I gave it four and a half cows.
p.s. If you are a Star Wars fan, and happened to also like Shakespeare in Love, do yourself a favor and look up "George Lucas In Love", either at your local video store or at Amazon. It's a hoot.
On the cusp of the seventeenth century, young William Shakespeare (Joseph Fiennes) is not The Bard of Avon, but rather a young, struggling playwright just barely able to keep his head above the Thames' murky waters. His writer's block extends even to his inability to create an appropriately elegant signature, much less a compelling story line for "Romeo and Ethel The Pirate's Daughter". In search of his muse, he happens upon Viola De Lesseps, (Gwyneth Paltrow) a woman of high station, but one who longs to be in the theatre. This is of course impossible, as women were not allowed to perform, and all the parts were played by men. (Gives me pause to wonder how some of the works ever survived at all.)
Viola dresses as a young man (yeah, right - she fooled me) to audition for a part in William's play "Romeo and Ethel" and in the process becomes romantically entangled with the struggling Shakespeare. Shakespeare finds not only his muse but his soul mate in Viola, and together they spin the story, the love and the verse of Romeo and Juliet in real time. Just as their theatrical counterparts Shakespeare and Viola are star-crossed and not to be, but that makes their involvement, excuse me, their love, that much more intense.
For a period piece, it doesn't seem to be weighted down the way that some historical dramas are. We don't have to suffer through pea-soup accents and inside jokes that only a few academics ever get. This is a new story, albeit a fantasy.
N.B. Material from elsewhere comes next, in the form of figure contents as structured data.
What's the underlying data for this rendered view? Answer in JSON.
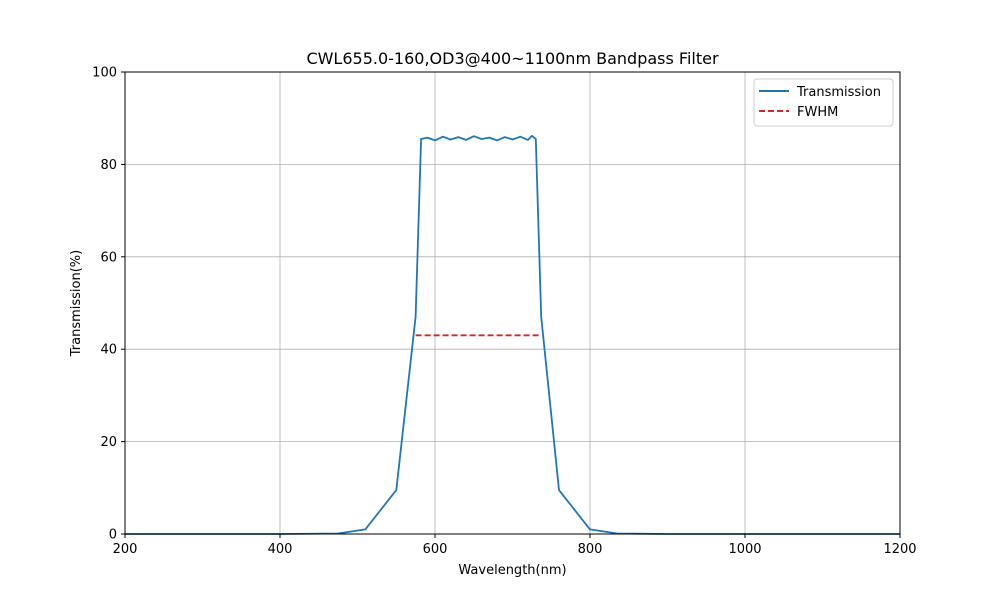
{
  "chart_data": {
    "type": "line",
    "title": "CWL655.0-160,OD3@400~1100nm Bandpass Filter",
    "xlabel": "Wavelength(nm)",
    "ylabel": "Transmission(%)",
    "xlim": [
      200,
      1200
    ],
    "ylim": [
      0,
      100
    ],
    "xticks": [
      200,
      400,
      600,
      800,
      1000,
      1200
    ],
    "yticks": [
      0,
      20,
      40,
      60,
      80,
      100
    ],
    "grid": true,
    "legend_position": "top-right",
    "series": [
      {
        "name": "Transmission",
        "style": "solid",
        "color": "#1f77b4",
        "x": [
          200,
          300,
          400,
          475,
          510,
          550,
          575,
          582,
          590,
          600,
          610,
          620,
          630,
          640,
          650,
          660,
          670,
          680,
          690,
          700,
          710,
          720,
          725,
          730,
          737,
          760,
          800,
          835,
          900,
          1000,
          1100,
          1200
        ],
        "y": [
          0,
          0,
          0,
          0.1,
          1,
          9.5,
          47,
          85.5,
          85.8,
          85.2,
          86,
          85.4,
          85.9,
          85.3,
          86.1,
          85.5,
          85.8,
          85.2,
          85.9,
          85.4,
          86,
          85.3,
          86.2,
          85.5,
          47,
          9.5,
          1,
          0.1,
          0,
          0,
          0,
          0
        ]
      },
      {
        "name": "FWHM",
        "style": "dashed",
        "color": "#d62728",
        "x": [
          575,
          737
        ],
        "y": [
          43,
          43
        ]
      }
    ]
  }
}
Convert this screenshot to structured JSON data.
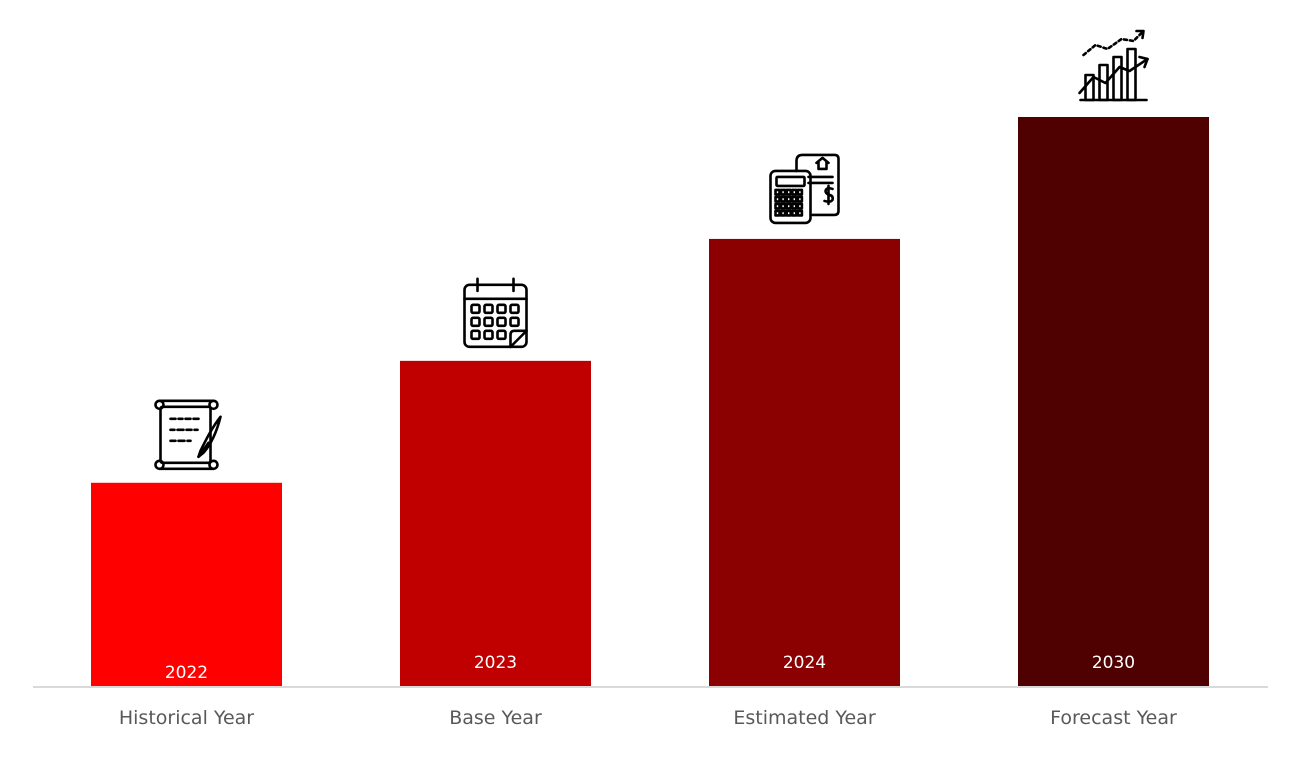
{
  "chart_data": {
    "type": "bar",
    "categories": [
      "Historical Year",
      "Base Year",
      "Estimated Year",
      "Forecast Year"
    ],
    "bar_labels": [
      "2022",
      "2023",
      "2024",
      "2030"
    ],
    "values": [
      1,
      1.6,
      2.2,
      2.8
    ],
    "colors": [
      "#ff0000",
      "#c00000",
      "#8b0000",
      "#4f0000"
    ],
    "icons": [
      "scroll-quill-icon",
      "calendar-icon",
      "calculator-invoice-icon",
      "growth-chart-icon"
    ],
    "title": "",
    "xlabel": "",
    "ylabel": "",
    "ylim": [
      0,
      3
    ],
    "grid": false,
    "legend": "none"
  }
}
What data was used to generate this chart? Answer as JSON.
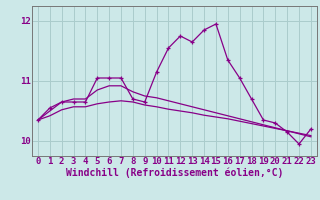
{
  "x": [
    0,
    1,
    2,
    3,
    4,
    5,
    6,
    7,
    8,
    9,
    10,
    11,
    12,
    13,
    14,
    15,
    16,
    17,
    18,
    19,
    20,
    21,
    22,
    23
  ],
  "line1": [
    10.35,
    10.55,
    10.65,
    10.65,
    10.65,
    11.05,
    11.05,
    11.05,
    10.7,
    10.65,
    11.15,
    11.55,
    11.75,
    11.65,
    11.85,
    11.95,
    11.35,
    11.05,
    10.7,
    10.35,
    10.3,
    10.15,
    9.95,
    10.2
  ],
  "line2": [
    10.35,
    10.5,
    10.65,
    10.7,
    10.7,
    10.85,
    10.92,
    10.92,
    10.82,
    10.75,
    10.72,
    10.67,
    10.62,
    10.57,
    10.52,
    10.47,
    10.42,
    10.37,
    10.32,
    10.27,
    10.22,
    10.17,
    10.12,
    10.07
  ],
  "line3": [
    10.35,
    10.42,
    10.52,
    10.57,
    10.57,
    10.62,
    10.65,
    10.67,
    10.65,
    10.6,
    10.57,
    10.53,
    10.5,
    10.47,
    10.43,
    10.4,
    10.37,
    10.33,
    10.29,
    10.25,
    10.21,
    10.17,
    10.13,
    10.09
  ],
  "line_color": "#880088",
  "bg_color": "#cce8e8",
  "grid_color": "#aacccc",
  "xlabel": "Windchill (Refroidissement éolien,°C)",
  "ylim": [
    9.75,
    12.25
  ],
  "xlim": [
    -0.5,
    23.5
  ],
  "yticks": [
    10,
    11,
    12
  ],
  "xticks": [
    0,
    1,
    2,
    3,
    4,
    5,
    6,
    7,
    8,
    9,
    10,
    11,
    12,
    13,
    14,
    15,
    16,
    17,
    18,
    19,
    20,
    21,
    22,
    23
  ],
  "xlabel_fontsize": 7,
  "tick_fontsize": 6.5
}
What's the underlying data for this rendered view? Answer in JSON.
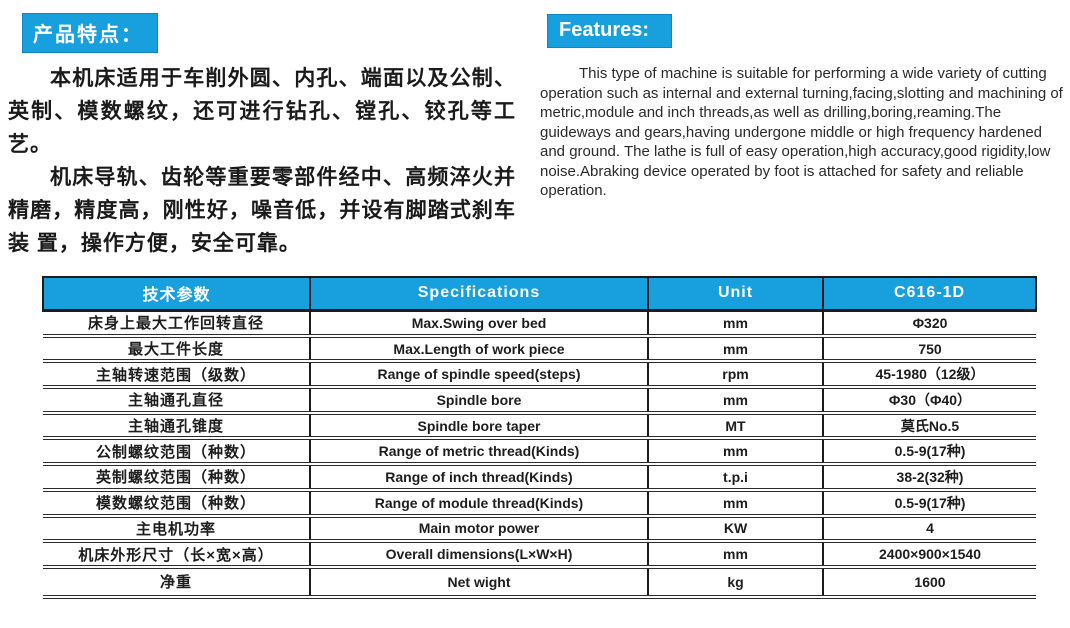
{
  "colors": {
    "accent_blue": "#17a0dd",
    "header_text": "#ffffff",
    "body_text": "#1d1d1d"
  },
  "cn_section": {
    "title": "产品特点：",
    "paragraph1": "本机床适用于车削外圆、内孔、端面以及公制、英制、模数螺纹，还可进行钻孔、镗孔、铰孔等工艺。",
    "paragraph2": "机床导轨、齿轮等重要零部件经中、高频淬火并精磨，精度高，刚性好，噪音低，并设有脚踏式刹车装 置，操作方便，安全可靠。"
  },
  "en_section": {
    "title": "Features:",
    "paragraph": "This type of machine is suitable for performing a wide variety of cutting operation such as internal and external turning,facing,slotting and machining of metric,module and inch threads,as well as drilling,boring,reaming.The guideways and gears,having undergone middle or high frequency hardened and ground. The lathe is full of easy operation,high accuracy,good rigidity,low noise.Abraking device operated by foot is attached for safety and reliable operation."
  },
  "table": {
    "headers": [
      "技术参数",
      "Specifications",
      "Unit",
      "C616-1D"
    ],
    "rows": [
      [
        "床身上最大工作回转直径",
        "Max.Swing over bed",
        "mm",
        "Φ320"
      ],
      [
        "最大工件长度",
        "Max.Length of work piece",
        "mm",
        "750"
      ],
      [
        "主轴转速范围（级数）",
        "Range of spindle speed(steps)",
        "rpm",
        "45-1980（12级）"
      ],
      [
        "主轴通孔直径",
        "Spindle bore",
        "mm",
        "Φ30（Φ40）"
      ],
      [
        "主轴通孔锥度",
        "Spindle bore taper",
        "MT",
        "莫氏No.5"
      ],
      [
        "公制螺纹范围（种数）",
        "Range of metric thread(Kinds)",
        "mm",
        "0.5-9(17种)"
      ],
      [
        "英制螺纹范围（种数）",
        "Range of inch thread(Kinds)",
        "t.p.i",
        "38-2(32种)"
      ],
      [
        "模数螺纹范围（种数）",
        "Range of module thread(Kinds)",
        "mm",
        "0.5-9(17种)"
      ],
      [
        "主电机功率",
        "Main motor power",
        "KW",
        "4"
      ],
      [
        "机床外形尺寸（长×宽×高）",
        "Overall dimensions(L×W×H)",
        "mm",
        "2400×900×1540"
      ],
      [
        "净重",
        "Net wight",
        "kg",
        "1600"
      ]
    ]
  }
}
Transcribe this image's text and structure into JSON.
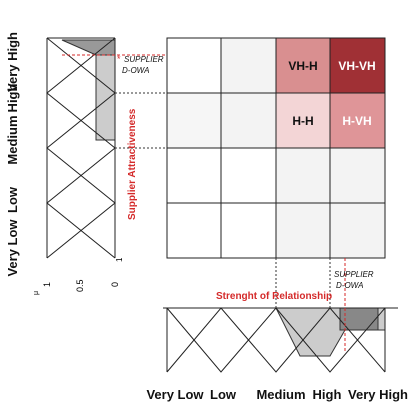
{
  "left_labels": [
    "Very High",
    "High",
    "Medium",
    "Low",
    "Very Low"
  ],
  "mu_ticks": [
    "1",
    "0.5",
    "0"
  ],
  "mu_symbol": "μ",
  "left_bottom_tick": "1",
  "left_owa": {
    "star": "*",
    "line1": "SUPPLIER",
    "line2": "D-OWA"
  },
  "left_axis_title": "Supplier Attractiveness",
  "cells": [
    {
      "label": "VH-H"
    },
    {
      "label": "VH-VH"
    },
    {
      "label": "H-H"
    },
    {
      "label": "H-VH"
    }
  ],
  "bottom_axis_title": "Strenght of Relationship",
  "bottom_owa": {
    "line1": "SUPPLIER",
    "line2": "D-OWA"
  },
  "bottom_labels": [
    "Very Low",
    "Low",
    "Medium",
    "High",
    "Very High"
  ]
}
We get the opportunity to create a lush new melodic myth around Shakespeare, and in the process, get to know what he might have been like as a young man. Or at least as we'd like to think he could have been. Apologies to Kate Blanchett, but Judi Dench plays the perfect mature Elizabeth - as spooky as she should be, but a wisened heroine to the story in her own right.
The whole story is sprinkled with wry humor and irony. Just my luck. I got stuck in a crowded theatre one row in front of yet another inappropriate laughing guy - I'm beginning to think that there are a whole lot more of them than I had ever thought possible. One of these days. . . .
This is a vivid, unabashedly romantic, well-woven and believable love story - what else could you expect, they were, after all, setting the stage for the single most elegant and tragic love story in Western Civilization. A movie like this could very well make love fashionable again. I hope so. That means we'll get more movies like this one. I wish I had a date, because this may be the best date movie of the last ten years. It doesn't rely on repentant ghosts or unwilling angels, or on unlikely pairs of people thrown together against their will who clash and abrade at each other until their resistance is gone. This is the real thing - a story about lovers - people that know what love looks like, how it feels and what a tragedy it is to lose it.
This is well a written, and I think, well executed film. I recommend it highly. Take a hanky.
I gave it four and a half cows.
p.s. If you are a Star Wars fan, and happened to also like Shakespeare in Love, do yourself a favor and look up "George Lucas In Love", either at your local video store or at Amazon. It's a hoot.